The effect of this smoothing error is visible in all charts which use moving averages: when the figures are rising steeply, the smoothed line lags the change by 2-3 days, and when they are falling, there’s a similar lag.

Seven-day moving averages do little to address problems of noise in the data. The resulting lines wander a lot, leading the viewer into drawing false conclusions about trends which disappear as rapidly as they became apparent.


This plot of the raw data for England is faithful but hard to read. Beyond its marked hebdomadal cycles and peak, it’s not easy to see much meaningful detail, or discern more subtle trends. My favourite treatment for this type of time series combines the raw data, shown as points, with a smoothed line using LOESS or local regression. In this, subsets of the data are used for a series of weighted least squares regressions, from which a line of best fit is constructed. A smoothing parameter is used to determine how closely the fitted curve matches the raw data, and is normally adjusted by eye.


Here’s my chart of the data for fresh cases in England, showing the raw data as red points, and the LOESS curve in black. This takes out both the noise and the hebdomadal effect, and suggests a series of trends as follows:

  • a sigmoid growth phase between 1 March and 6 April, with a maximum linear growth rate of about 1500 cases/week
  • a peak on 6 April
  • a linear fall from 9 April to 5 May at a rate of about 500 cases/week
  • a less steep linear fall from 10-31 May at a rate of about 250 cases/week
  • a least steep linear fall from 2-7 June
  • incomplete data from 8 June appearing as a false increase in gradient up to the last data point on 14 June.

England entered full lockdown between 21-24 March, two weeks before fresh cases peaked on 6 April. Those measures have been progressively eased since the middle of May, which may correlate with the slower reduction in fresh cases into June.

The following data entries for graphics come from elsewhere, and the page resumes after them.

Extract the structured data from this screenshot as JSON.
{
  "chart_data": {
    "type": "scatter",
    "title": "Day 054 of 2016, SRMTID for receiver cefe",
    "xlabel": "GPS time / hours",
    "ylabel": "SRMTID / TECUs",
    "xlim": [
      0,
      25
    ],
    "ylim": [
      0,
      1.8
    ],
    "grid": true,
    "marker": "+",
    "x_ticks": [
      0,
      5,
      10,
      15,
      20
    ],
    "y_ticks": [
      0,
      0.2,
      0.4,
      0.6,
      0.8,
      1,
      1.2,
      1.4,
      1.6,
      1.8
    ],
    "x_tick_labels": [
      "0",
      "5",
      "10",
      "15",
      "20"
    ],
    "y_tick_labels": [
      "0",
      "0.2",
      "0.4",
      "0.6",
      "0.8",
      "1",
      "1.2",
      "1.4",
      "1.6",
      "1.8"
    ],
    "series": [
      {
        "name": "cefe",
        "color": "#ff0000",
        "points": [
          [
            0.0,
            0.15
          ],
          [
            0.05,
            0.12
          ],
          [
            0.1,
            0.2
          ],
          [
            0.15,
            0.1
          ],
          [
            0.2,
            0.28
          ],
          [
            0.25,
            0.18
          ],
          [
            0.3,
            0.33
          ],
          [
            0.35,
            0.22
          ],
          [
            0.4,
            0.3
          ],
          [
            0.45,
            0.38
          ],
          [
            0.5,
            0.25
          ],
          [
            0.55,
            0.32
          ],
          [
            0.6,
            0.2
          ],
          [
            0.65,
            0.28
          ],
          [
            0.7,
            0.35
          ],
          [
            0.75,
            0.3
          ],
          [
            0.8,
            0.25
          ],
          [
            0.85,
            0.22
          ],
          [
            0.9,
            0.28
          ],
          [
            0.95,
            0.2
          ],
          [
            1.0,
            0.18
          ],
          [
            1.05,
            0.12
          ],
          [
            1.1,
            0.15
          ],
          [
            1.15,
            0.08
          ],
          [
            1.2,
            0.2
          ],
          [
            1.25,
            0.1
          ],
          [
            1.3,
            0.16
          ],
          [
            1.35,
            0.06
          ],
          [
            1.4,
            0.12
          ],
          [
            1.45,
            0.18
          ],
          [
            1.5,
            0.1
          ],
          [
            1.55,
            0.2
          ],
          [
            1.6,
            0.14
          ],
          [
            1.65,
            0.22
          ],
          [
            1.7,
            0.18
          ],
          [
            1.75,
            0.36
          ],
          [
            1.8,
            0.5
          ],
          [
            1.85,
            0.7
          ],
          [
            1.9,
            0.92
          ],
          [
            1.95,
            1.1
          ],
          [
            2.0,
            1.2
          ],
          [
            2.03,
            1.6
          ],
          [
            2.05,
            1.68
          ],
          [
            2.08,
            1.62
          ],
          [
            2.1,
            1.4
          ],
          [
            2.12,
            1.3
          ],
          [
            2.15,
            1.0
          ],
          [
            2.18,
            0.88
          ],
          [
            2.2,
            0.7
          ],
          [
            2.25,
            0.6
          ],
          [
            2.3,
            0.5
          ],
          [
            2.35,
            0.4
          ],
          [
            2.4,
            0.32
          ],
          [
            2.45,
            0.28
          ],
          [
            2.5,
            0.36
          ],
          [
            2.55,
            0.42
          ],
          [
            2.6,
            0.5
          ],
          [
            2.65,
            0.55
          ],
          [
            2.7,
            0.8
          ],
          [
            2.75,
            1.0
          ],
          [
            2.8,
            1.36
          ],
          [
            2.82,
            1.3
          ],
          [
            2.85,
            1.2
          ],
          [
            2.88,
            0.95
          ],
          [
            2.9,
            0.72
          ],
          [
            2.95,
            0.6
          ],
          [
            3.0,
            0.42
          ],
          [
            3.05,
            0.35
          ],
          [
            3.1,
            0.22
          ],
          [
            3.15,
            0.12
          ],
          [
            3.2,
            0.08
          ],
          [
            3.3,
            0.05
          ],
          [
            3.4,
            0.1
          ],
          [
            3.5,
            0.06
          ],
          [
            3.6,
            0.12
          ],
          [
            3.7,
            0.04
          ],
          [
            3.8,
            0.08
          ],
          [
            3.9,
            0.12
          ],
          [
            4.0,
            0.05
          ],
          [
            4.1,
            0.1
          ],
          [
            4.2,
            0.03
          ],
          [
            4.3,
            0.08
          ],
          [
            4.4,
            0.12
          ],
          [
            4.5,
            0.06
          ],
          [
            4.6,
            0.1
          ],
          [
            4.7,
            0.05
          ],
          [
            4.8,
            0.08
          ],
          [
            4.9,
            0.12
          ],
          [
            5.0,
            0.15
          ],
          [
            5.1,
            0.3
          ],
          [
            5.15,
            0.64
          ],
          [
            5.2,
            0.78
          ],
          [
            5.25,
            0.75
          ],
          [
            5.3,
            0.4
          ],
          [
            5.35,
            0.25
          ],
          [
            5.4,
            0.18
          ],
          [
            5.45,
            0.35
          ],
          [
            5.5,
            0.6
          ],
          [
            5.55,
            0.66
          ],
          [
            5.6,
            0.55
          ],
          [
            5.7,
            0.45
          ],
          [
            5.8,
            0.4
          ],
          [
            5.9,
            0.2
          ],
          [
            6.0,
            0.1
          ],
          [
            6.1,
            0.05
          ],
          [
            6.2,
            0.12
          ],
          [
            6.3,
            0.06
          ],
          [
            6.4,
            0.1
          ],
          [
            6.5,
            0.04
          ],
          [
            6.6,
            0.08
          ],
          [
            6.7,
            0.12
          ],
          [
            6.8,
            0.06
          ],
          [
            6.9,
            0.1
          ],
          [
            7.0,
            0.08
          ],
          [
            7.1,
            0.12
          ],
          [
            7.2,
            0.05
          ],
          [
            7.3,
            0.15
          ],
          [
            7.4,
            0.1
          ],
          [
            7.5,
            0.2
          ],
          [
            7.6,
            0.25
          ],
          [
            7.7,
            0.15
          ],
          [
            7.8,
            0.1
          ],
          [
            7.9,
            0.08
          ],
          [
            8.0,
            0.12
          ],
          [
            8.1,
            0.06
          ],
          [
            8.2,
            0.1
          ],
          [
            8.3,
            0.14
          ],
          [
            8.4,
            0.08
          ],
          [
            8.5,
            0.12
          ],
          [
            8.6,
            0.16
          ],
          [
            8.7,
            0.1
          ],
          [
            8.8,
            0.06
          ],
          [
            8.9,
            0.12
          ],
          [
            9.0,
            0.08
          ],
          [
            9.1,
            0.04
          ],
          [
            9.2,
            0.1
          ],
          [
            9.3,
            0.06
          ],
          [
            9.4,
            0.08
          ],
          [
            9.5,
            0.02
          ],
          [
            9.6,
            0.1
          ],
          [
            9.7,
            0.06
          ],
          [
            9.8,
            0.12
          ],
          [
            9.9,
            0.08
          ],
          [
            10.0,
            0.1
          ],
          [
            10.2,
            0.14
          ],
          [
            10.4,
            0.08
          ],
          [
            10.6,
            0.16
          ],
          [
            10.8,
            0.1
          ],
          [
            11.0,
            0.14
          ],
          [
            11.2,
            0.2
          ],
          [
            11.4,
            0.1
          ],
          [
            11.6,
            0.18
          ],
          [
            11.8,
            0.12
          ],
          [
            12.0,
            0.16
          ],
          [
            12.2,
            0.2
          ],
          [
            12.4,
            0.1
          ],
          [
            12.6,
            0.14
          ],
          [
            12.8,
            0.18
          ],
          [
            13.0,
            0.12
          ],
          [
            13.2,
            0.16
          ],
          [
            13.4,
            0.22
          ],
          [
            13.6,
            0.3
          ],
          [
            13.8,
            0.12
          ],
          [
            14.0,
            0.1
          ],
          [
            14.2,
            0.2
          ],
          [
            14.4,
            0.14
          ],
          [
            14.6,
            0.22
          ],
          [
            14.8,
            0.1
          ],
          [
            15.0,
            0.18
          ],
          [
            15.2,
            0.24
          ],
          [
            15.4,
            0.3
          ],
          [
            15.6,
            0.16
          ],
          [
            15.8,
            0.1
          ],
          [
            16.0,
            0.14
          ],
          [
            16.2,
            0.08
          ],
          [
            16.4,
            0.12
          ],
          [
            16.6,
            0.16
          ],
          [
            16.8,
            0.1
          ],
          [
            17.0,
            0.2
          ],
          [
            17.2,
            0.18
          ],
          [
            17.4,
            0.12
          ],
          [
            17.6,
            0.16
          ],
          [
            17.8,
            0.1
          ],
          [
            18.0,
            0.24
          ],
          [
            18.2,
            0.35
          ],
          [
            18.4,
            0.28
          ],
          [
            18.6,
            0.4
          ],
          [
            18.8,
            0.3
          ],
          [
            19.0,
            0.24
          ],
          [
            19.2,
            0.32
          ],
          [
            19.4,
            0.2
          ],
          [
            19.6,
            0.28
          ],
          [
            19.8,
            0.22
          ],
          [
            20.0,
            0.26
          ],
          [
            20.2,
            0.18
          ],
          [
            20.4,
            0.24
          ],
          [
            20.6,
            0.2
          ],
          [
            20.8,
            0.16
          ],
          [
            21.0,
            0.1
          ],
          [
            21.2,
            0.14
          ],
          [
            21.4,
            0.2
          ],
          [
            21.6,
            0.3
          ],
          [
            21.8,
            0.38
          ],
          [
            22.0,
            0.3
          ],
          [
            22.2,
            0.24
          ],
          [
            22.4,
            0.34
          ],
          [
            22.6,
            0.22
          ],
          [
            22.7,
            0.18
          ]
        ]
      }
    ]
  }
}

One important test of how reasonable is this LOESS smoothing is charting the residuals – the differences between the raw data values and those in the smooth curve, day by day.


This shows clearly the hebdomadal cycles which smoothing has removed, and how they have varied in magnitude through the time series. Trying to use moving averages to remove those large swings isn’t going to be successful. These residuals have an average (0.66) and median (3.7) close to zero, indicating the smoothed line is unbiased, and it can be seen to track the raw data points closely without any consistent time lag. Despite some large residuals, the standard error is only 23.

If you want to try better methods of fitting time series data, macOS has no shortage of fine apps with which to do it. DataGraph is available from the App Store, Igor Pro from WaveMetrics, and the statistical programming language R is free from here. If it gets you away from those horrid seven-day moving averages, so much the better.